Don’t feel like carrying a reusable straw with you at all times? Forgot your reusable straw at home? No problem. This one is simple. Just don’t get a straw with your beverage. Ask yourself if you really, truly need to use that pesky piece of plastic. Sip straight from the cup, or ask for a lid with a tab instead. Skip the straw. In just 25 litter cleanups our team has picked up 1,403 plastic straws off the shores of Lake Ontario. What's worse? There are millions more out there that are breaking down into microplastics right now.

4. Say No to Plastic

Money speaks volumes, and companies listen when their consumers use their spending to make a point. Avoid buying plastic whenever and wherever possible; instead, opt for metal, wood, bamboo, cotton and other natural materials. Need a new toothbrush? Think bamboo! How about straws? There are silicone and metal straws readily available! Even the polyester we find in our clothes is derived from plastic and releases microplastics each time it is washed! And let’s be real here…soft bamboo clothing sounds way nicer than scratchy polyester, don’t you think?
Are you up for a challenge? Visit Plastic Free July.

5. Pick Up As You Go

Ariel & Rochelle Picking up at Presqu'ile

Ariel & Rochelle Picking up at Presqu'ile

The last point is perhaps the easiest to execute. When you find yourself taking a stroll in the park or frolicking on the beach, take a minute out of your day and pick up a few pieces of litter.

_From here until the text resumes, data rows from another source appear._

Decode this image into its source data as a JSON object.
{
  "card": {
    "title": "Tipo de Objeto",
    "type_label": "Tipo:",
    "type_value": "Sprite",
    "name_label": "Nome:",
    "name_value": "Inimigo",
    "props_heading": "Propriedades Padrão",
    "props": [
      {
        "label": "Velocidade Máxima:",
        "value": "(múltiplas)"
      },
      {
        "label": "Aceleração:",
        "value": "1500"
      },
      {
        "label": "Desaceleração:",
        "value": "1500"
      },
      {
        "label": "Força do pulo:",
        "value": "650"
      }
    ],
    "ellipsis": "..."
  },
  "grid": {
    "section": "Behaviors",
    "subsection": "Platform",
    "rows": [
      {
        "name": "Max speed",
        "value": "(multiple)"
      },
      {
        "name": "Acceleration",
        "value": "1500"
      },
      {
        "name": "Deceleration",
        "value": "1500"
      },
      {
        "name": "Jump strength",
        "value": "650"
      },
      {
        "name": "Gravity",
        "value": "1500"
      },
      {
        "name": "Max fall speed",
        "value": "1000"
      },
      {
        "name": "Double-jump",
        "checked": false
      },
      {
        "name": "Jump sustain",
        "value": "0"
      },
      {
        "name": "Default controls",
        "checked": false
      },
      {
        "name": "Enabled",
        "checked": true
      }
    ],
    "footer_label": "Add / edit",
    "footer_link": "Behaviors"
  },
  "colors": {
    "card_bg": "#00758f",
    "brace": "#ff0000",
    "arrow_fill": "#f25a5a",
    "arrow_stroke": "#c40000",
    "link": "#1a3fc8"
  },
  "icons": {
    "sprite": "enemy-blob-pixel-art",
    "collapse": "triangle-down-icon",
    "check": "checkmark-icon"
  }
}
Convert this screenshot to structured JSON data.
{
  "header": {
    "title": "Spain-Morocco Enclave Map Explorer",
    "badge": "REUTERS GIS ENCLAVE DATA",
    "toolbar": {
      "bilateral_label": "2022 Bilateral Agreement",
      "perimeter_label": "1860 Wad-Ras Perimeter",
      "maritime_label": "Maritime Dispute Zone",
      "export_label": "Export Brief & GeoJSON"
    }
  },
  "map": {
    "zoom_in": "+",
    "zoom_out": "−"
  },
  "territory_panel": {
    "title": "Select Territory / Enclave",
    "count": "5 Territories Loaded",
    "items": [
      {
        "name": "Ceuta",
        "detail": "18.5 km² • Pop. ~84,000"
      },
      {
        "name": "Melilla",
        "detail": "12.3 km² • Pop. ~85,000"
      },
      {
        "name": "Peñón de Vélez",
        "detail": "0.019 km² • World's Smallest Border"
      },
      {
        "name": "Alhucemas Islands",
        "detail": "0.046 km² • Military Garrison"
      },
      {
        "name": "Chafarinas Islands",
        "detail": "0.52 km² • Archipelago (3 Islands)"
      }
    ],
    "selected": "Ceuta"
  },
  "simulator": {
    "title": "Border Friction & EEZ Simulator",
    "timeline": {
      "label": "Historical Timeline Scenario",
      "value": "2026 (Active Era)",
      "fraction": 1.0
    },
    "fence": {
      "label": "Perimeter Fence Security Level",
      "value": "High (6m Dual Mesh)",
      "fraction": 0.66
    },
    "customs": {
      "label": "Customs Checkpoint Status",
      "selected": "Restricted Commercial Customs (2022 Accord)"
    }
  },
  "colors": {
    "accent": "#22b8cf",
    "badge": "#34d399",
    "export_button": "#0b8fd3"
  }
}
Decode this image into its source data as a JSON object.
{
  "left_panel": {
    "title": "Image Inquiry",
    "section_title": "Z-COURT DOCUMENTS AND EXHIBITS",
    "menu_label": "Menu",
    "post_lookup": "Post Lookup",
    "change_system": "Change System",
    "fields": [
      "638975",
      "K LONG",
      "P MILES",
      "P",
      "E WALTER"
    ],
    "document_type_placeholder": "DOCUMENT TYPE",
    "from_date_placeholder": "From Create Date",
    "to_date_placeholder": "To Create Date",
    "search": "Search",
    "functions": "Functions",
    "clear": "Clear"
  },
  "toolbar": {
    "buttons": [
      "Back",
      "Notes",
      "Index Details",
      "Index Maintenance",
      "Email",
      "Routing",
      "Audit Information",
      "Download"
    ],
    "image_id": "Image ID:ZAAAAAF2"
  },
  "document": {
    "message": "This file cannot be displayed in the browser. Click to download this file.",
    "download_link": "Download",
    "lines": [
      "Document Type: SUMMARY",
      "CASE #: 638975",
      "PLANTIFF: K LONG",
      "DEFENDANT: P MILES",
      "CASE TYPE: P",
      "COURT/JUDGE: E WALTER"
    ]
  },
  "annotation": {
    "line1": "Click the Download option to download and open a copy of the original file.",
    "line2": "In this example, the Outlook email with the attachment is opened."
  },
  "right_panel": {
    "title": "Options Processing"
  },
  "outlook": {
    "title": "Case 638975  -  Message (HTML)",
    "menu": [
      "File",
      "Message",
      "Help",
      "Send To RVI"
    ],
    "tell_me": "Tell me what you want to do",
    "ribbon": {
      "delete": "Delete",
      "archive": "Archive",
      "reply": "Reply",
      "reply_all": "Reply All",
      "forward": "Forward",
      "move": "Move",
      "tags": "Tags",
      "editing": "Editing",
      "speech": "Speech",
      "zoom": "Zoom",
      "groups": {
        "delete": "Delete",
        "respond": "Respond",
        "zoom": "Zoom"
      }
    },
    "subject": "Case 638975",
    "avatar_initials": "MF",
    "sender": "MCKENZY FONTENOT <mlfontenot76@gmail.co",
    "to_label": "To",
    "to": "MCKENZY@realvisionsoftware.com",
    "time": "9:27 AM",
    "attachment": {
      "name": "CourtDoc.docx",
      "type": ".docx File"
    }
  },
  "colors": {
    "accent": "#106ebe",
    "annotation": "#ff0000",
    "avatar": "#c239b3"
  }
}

Can you imagine the staggering results if everyone did this? Make sure the litter pieces end up in the trash or recycling, instead of in our lakes! 

We hope that these five methods of protecting your local environment have been enlightening and have helped to reduce some of the stress you may feel about reducing waste! We are always available for questions or concerns, and there are many fantastic resources available online. Knowledge is power, friends.